A Computational Study on Polar ABiO3 (A = Ca, Zn, Mg) Compounds with Large Electric Polarization

Abstract

Bismuth-based oxides with chemical formula ABiO3, where A = Ca, Zn, Mg, have been recently synthesized and suggested to host ferroelectricity. As these materials possess favorable optical properties, the presence of ferroelectricity with large polarization would further enhance the possible applications, for example, in photovoltaics by improving the separation of charge carriers. In this work, first-principles Density Functional Theory (DFT) calculations are performed to study the relative stability of the different polymorphs and to investigate the structural, electronic, and ferroelectric properties.
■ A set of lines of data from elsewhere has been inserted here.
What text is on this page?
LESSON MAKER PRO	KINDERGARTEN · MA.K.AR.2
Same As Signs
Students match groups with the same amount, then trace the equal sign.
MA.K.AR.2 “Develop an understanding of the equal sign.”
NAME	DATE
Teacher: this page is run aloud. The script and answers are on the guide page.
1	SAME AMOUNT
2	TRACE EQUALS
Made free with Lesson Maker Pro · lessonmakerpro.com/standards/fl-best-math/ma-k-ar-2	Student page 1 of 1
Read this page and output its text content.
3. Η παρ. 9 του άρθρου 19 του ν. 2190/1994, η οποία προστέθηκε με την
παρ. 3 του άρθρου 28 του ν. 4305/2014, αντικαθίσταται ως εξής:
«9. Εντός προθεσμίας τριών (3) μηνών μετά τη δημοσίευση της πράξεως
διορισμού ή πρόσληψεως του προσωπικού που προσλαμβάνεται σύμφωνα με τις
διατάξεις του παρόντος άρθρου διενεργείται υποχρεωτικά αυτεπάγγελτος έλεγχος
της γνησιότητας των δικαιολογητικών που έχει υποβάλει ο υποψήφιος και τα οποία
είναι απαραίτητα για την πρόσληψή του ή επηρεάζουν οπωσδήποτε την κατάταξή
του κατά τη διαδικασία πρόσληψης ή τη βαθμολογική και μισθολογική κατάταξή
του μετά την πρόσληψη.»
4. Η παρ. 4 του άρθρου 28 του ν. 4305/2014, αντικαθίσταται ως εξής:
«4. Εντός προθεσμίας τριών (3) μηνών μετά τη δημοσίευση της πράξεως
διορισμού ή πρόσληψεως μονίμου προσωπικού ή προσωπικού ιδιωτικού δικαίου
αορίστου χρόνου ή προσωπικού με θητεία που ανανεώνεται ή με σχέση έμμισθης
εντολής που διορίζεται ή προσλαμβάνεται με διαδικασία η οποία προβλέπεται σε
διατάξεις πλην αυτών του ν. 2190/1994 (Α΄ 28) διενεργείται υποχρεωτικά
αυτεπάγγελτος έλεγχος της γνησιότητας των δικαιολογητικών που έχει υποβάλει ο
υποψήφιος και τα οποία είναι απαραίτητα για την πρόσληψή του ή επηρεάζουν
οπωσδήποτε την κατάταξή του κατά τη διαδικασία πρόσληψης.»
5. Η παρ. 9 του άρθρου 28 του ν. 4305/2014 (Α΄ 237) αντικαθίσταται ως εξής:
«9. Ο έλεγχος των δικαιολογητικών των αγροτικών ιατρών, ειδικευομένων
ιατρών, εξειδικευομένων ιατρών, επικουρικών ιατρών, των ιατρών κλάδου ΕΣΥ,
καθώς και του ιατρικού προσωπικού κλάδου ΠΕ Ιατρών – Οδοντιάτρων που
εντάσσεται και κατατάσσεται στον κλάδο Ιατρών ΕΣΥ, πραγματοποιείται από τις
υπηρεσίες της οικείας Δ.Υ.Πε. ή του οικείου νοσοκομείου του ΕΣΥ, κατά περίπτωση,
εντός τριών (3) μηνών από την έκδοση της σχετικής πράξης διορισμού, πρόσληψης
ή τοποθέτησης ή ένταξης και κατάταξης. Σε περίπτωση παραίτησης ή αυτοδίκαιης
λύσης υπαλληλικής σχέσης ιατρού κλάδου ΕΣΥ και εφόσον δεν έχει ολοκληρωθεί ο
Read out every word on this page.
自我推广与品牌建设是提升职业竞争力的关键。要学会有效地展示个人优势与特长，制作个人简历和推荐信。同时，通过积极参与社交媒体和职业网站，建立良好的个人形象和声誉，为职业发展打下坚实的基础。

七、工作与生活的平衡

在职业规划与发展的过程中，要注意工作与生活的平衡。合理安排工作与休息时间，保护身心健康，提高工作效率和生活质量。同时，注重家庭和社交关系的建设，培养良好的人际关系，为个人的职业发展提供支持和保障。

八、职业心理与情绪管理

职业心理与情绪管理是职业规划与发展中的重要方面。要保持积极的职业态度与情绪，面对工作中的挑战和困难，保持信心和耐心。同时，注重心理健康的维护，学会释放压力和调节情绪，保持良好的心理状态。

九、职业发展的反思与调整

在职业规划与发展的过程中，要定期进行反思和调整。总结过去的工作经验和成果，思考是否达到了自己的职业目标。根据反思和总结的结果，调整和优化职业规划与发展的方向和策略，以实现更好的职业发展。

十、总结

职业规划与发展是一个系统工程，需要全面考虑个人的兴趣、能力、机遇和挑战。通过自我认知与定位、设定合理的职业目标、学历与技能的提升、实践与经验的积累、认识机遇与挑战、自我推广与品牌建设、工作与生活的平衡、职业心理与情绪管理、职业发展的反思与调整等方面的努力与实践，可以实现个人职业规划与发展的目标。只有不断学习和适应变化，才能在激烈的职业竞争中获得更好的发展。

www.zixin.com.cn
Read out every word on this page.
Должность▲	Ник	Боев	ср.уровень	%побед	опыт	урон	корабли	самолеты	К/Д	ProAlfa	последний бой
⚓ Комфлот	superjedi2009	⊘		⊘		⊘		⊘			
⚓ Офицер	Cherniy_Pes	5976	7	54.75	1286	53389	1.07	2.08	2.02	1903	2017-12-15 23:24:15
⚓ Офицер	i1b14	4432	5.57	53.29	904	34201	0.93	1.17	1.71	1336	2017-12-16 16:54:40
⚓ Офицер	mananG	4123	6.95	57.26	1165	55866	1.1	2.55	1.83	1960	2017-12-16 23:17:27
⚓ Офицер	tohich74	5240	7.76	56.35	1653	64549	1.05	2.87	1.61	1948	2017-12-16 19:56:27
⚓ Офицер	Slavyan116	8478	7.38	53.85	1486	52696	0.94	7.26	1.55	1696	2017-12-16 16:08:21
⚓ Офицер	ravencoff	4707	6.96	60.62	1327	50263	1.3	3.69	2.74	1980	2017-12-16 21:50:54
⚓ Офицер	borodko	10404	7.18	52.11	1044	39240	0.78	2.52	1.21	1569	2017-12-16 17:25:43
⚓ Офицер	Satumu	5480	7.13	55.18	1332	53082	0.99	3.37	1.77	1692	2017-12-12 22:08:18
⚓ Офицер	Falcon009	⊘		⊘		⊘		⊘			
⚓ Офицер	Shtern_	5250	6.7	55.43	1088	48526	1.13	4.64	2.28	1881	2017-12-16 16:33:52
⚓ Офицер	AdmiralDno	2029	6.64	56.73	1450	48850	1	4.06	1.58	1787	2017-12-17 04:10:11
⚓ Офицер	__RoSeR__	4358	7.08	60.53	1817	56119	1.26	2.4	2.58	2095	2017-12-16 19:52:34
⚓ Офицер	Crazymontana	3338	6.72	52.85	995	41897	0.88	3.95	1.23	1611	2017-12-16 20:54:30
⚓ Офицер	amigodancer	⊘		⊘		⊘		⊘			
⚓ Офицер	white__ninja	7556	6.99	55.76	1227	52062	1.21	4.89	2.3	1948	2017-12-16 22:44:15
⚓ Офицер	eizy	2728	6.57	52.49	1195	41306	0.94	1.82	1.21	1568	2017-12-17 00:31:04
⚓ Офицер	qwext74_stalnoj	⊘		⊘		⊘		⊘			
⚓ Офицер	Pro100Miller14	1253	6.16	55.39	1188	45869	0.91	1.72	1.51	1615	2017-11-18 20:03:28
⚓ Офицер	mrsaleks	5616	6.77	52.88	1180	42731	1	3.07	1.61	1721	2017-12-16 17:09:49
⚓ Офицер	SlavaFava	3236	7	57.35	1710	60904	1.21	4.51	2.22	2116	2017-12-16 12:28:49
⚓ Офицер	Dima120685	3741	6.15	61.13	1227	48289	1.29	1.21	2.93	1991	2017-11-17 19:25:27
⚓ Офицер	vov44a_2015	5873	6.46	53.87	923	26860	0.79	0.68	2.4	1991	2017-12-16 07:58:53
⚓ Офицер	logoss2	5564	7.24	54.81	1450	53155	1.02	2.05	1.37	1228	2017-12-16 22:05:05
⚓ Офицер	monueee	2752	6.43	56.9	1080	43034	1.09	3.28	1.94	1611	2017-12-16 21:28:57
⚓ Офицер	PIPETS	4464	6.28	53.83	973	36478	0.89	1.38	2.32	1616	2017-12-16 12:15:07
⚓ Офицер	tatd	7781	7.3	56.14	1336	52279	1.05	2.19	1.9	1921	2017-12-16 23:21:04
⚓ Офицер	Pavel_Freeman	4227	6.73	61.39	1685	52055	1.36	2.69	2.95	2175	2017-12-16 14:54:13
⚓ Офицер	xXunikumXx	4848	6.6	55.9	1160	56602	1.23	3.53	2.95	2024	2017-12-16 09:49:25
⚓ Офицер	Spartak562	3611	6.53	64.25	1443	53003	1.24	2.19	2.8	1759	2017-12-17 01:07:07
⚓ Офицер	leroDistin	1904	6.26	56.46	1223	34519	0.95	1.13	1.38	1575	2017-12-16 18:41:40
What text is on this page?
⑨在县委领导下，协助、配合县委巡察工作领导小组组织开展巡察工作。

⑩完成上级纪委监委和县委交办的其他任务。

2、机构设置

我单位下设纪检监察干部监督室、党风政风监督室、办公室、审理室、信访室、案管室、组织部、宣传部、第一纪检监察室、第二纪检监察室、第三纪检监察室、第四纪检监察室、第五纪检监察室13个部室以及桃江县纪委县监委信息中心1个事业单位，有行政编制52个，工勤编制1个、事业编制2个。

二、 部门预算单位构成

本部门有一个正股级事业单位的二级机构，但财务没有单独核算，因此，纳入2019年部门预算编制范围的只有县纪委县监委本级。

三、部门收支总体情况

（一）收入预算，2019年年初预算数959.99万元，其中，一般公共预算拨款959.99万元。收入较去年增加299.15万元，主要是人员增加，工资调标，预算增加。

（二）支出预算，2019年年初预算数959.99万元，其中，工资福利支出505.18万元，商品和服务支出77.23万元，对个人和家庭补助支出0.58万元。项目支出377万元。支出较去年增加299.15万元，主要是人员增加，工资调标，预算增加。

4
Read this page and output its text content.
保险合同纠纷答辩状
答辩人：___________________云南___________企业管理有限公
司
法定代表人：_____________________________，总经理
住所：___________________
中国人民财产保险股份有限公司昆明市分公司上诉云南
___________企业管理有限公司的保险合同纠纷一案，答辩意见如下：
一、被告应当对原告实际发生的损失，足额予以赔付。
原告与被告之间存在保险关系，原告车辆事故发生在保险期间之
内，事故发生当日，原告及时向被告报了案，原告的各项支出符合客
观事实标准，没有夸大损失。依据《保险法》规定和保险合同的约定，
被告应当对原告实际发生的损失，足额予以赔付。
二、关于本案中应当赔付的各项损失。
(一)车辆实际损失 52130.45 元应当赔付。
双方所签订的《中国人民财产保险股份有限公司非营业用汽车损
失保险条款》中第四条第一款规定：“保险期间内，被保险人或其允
Furthermore, the effect of compressive and tensile in-plane strain on the polarization and electronic properties is also considered. Our study suggests that CaBiO3 should have a large electric polarization (1.8 C/m2) comparable to the one of BiFeO3. Interestingly, the very high polarization appears with only slightly anomalous values of Born effective charges, which would point out a dominant ionic contribution. Our results call for further studies, both from experimental and theoretical sides, to confirm the large electric polarization CaBiO3 predicted in this work. For ZnBiO3 and MgBiO3, we have demonstrated that, up to large values of strain, the perovskite structure retains favorable ferroelectric and electronic (band gap) properties.